27 Dans un arrêt rendu le 27 septembre 2004¹⁵, la cour d’appel d’Anvers considère qu’une convention datant du 16 janvier 1974 par laquelle un lopin de terre est mis temporairement et à titre précaire à la disposition d’un agriculteur en échange du produit de la fenaison d’une autre parcelle n’est pas un bail, mais un contrat sui generis auquel il y a lieu d’appliquer les principes généraux du droit des obligations.

Pour la cour, le motif de résiliation énoncé dans la convention, à savoir l’agrandissement de la plaine de sport, n’était en l’occurrence donné qu’à titre d’exemple, d’autant que dans le cas d’espèce, le plan de secteur n’autorisait plus l’affectation de la propriété à une plaine de sport.

La cour fonde sa décision sur le fait qu’il résulte du contenu du contrat que l’occupation était très précaire et que l’occupant devait s’attendre à tout moment à recevoir un congé.

Il nous semble que la cour a été particulièrement souple dans l’interprétation des dispositions légales.

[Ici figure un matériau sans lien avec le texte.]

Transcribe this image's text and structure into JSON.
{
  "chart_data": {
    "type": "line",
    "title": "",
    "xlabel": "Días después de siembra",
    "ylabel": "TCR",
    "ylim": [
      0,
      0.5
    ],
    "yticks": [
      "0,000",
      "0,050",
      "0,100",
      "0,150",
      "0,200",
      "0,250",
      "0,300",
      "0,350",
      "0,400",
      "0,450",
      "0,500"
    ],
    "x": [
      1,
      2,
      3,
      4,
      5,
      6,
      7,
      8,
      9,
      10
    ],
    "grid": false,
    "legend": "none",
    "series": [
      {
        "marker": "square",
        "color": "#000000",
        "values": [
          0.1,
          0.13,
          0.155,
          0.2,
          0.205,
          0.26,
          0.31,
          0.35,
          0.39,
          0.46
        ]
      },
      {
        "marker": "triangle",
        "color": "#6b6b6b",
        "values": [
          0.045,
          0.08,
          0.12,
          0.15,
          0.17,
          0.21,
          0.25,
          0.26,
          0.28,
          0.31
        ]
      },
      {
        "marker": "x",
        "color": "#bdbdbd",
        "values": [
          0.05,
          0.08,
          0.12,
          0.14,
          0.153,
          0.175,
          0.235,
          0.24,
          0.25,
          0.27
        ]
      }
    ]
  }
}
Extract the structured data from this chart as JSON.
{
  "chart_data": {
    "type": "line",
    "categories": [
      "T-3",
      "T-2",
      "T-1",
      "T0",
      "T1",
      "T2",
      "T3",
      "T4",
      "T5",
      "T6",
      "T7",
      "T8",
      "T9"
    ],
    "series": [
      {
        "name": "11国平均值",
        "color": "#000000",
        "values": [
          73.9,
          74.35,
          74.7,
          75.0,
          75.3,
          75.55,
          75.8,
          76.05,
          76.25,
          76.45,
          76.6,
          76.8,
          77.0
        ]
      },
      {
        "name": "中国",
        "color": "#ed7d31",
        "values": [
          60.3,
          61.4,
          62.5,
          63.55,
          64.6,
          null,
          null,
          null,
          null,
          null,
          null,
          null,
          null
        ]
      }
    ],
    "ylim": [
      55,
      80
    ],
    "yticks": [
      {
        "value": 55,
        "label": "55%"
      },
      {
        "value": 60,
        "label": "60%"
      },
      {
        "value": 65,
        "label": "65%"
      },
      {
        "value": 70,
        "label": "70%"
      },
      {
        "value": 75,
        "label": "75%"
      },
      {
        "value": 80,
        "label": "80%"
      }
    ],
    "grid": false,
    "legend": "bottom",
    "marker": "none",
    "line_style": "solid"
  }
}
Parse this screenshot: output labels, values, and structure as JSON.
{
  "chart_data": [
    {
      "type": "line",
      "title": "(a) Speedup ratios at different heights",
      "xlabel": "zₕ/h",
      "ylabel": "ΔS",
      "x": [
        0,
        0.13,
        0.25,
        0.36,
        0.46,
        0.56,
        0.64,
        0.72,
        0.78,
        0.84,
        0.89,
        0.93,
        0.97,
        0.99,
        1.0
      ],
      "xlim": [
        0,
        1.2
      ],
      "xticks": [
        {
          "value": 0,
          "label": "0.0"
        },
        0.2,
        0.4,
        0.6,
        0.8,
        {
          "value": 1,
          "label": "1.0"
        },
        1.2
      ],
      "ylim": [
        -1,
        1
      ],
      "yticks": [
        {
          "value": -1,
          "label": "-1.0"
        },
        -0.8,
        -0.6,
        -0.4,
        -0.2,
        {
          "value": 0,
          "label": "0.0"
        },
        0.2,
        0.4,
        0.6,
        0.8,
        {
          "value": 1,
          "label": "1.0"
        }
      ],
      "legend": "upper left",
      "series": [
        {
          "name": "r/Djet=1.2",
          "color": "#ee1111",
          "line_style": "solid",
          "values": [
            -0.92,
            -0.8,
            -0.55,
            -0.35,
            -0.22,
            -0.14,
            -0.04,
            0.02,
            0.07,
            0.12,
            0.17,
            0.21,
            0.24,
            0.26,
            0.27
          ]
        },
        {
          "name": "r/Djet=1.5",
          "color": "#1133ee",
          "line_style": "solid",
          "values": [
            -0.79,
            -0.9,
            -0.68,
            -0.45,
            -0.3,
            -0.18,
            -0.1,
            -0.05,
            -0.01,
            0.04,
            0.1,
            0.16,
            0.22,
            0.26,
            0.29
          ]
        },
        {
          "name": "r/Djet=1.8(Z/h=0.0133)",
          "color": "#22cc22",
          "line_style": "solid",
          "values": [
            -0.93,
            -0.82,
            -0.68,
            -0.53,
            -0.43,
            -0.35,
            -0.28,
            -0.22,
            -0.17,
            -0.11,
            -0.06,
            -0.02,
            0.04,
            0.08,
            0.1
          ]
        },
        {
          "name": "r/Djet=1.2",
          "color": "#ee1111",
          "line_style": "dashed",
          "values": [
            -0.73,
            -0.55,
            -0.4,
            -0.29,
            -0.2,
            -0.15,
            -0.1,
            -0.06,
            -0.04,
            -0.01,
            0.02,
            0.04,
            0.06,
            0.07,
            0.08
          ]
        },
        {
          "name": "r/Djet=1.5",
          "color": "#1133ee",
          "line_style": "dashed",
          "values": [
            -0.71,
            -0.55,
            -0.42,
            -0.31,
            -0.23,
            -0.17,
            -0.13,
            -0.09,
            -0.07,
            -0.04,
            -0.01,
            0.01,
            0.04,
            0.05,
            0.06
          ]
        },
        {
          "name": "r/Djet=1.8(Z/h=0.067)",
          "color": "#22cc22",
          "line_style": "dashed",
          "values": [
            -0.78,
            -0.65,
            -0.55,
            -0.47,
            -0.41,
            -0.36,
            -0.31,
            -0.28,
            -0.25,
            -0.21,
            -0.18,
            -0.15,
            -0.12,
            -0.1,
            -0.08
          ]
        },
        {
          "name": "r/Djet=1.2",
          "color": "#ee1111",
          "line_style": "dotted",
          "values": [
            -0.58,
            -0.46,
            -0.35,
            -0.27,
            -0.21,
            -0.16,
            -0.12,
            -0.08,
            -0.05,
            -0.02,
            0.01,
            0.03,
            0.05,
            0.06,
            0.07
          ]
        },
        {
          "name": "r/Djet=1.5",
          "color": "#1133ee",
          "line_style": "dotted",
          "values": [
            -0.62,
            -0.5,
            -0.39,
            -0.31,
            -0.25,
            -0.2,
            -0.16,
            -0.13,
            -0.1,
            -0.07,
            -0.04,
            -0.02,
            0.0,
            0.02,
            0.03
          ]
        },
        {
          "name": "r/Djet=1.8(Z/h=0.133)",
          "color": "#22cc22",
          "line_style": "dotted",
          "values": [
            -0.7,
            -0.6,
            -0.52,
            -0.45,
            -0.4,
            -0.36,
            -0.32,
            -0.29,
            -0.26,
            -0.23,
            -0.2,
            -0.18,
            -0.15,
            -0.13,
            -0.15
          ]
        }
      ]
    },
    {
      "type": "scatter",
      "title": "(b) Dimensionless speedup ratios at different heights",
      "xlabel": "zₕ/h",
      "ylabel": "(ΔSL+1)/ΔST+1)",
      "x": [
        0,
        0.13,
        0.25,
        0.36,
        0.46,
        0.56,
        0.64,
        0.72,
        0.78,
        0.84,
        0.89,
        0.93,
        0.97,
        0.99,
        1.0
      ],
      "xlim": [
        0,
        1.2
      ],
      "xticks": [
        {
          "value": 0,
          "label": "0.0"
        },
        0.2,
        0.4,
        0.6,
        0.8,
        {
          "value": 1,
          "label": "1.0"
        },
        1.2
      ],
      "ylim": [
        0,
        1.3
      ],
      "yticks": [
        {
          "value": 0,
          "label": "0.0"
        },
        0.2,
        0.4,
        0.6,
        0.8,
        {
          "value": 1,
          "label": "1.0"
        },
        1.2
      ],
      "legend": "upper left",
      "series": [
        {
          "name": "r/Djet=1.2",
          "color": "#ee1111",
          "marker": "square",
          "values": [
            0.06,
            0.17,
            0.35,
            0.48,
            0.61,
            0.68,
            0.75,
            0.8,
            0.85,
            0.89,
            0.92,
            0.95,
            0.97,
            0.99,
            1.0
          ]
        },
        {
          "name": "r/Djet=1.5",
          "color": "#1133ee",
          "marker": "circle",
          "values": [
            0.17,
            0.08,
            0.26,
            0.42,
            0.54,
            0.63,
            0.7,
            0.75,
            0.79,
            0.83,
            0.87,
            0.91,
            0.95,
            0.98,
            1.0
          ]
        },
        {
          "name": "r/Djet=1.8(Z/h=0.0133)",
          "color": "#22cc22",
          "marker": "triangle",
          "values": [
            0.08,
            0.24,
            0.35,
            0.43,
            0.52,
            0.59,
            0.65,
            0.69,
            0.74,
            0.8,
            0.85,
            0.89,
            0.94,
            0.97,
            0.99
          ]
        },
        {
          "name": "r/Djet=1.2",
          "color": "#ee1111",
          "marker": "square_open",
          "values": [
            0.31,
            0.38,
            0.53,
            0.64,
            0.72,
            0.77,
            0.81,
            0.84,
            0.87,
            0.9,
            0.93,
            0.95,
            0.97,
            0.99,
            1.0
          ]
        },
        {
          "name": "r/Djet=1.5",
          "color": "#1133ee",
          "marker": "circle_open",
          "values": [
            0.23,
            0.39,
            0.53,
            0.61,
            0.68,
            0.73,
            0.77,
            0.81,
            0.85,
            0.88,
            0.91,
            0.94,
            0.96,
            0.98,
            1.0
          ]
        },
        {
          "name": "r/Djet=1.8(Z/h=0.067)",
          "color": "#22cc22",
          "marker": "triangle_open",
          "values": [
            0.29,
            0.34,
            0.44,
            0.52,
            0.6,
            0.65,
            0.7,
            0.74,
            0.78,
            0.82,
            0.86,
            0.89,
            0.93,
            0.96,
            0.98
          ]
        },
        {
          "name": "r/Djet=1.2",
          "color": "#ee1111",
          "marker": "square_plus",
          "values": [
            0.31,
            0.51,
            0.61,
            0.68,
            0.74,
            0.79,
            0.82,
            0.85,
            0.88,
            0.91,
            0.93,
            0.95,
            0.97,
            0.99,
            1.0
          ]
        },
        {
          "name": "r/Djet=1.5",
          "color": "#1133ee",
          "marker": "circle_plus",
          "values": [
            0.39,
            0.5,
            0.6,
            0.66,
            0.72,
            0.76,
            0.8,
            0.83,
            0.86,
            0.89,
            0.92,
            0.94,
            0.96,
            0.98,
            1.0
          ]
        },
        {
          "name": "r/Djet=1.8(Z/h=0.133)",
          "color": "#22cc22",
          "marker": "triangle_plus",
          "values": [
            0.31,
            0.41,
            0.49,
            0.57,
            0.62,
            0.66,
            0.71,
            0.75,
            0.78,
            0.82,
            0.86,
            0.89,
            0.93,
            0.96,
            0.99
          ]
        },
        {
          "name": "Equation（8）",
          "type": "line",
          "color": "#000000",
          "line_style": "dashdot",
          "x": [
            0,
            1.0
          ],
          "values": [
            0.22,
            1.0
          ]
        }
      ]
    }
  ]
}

En effet, la convention pouvait également être interprétée comme constitutive d’un bail à ferme moyennant paiement d’un fermage en nature.

Elle confirme cependant une tendance jurisprudentielle soulignant le caractère contractuel du bail à ferme¹⁶.

Le caractère impératif de la loi doit cependant conduire le juge à requalifier en bail à ferme les conventions qui remplissent les conditions prescrites par la loi et qui ont été qualifiées différemment par les parties (L. bail à ferme, art. 3, 2o – cf. infra, no 204).

4. Un contrat à prestations successives

28 Les prestations tant du bailleur que du preneur s’échelonnent dans le temps. Elles ne s’exécutent pas instantanément, mais successivement.

29 Il s’ensuit que la résolution du bail n’opère pas avec effet rétroactif¹⁷.

30 Cependant, le bail – instrumentum – constitue la cause de l’ensemble des obligations nées du bail¹⁸.

5. Un contrat temporaire

31 Conformément aux stipulations de l’article 1709 du Code civil, le contrat de bail est conclu pour « un certain temps ».

32 Par application de l’article 1er de la loi des 18-29 décembre 1790, la durée maximum d’un bail est de 99 ans¹⁹.

Les locations perpétuelles sont interdites et leur interdiction est d’ordre public²⁰.

33 Sous cette réserve, les parties peuvent en principe fixer librement la durée d’un bail à loyer.

34 Toutefois, l’article 4 de la loi sur le bail à ferme fixe à neuf ans la durée minimale du bail à ferme (sous réserve de la jonction de parcelles conformément à l’art. 5 – infra, nos 243 et s.).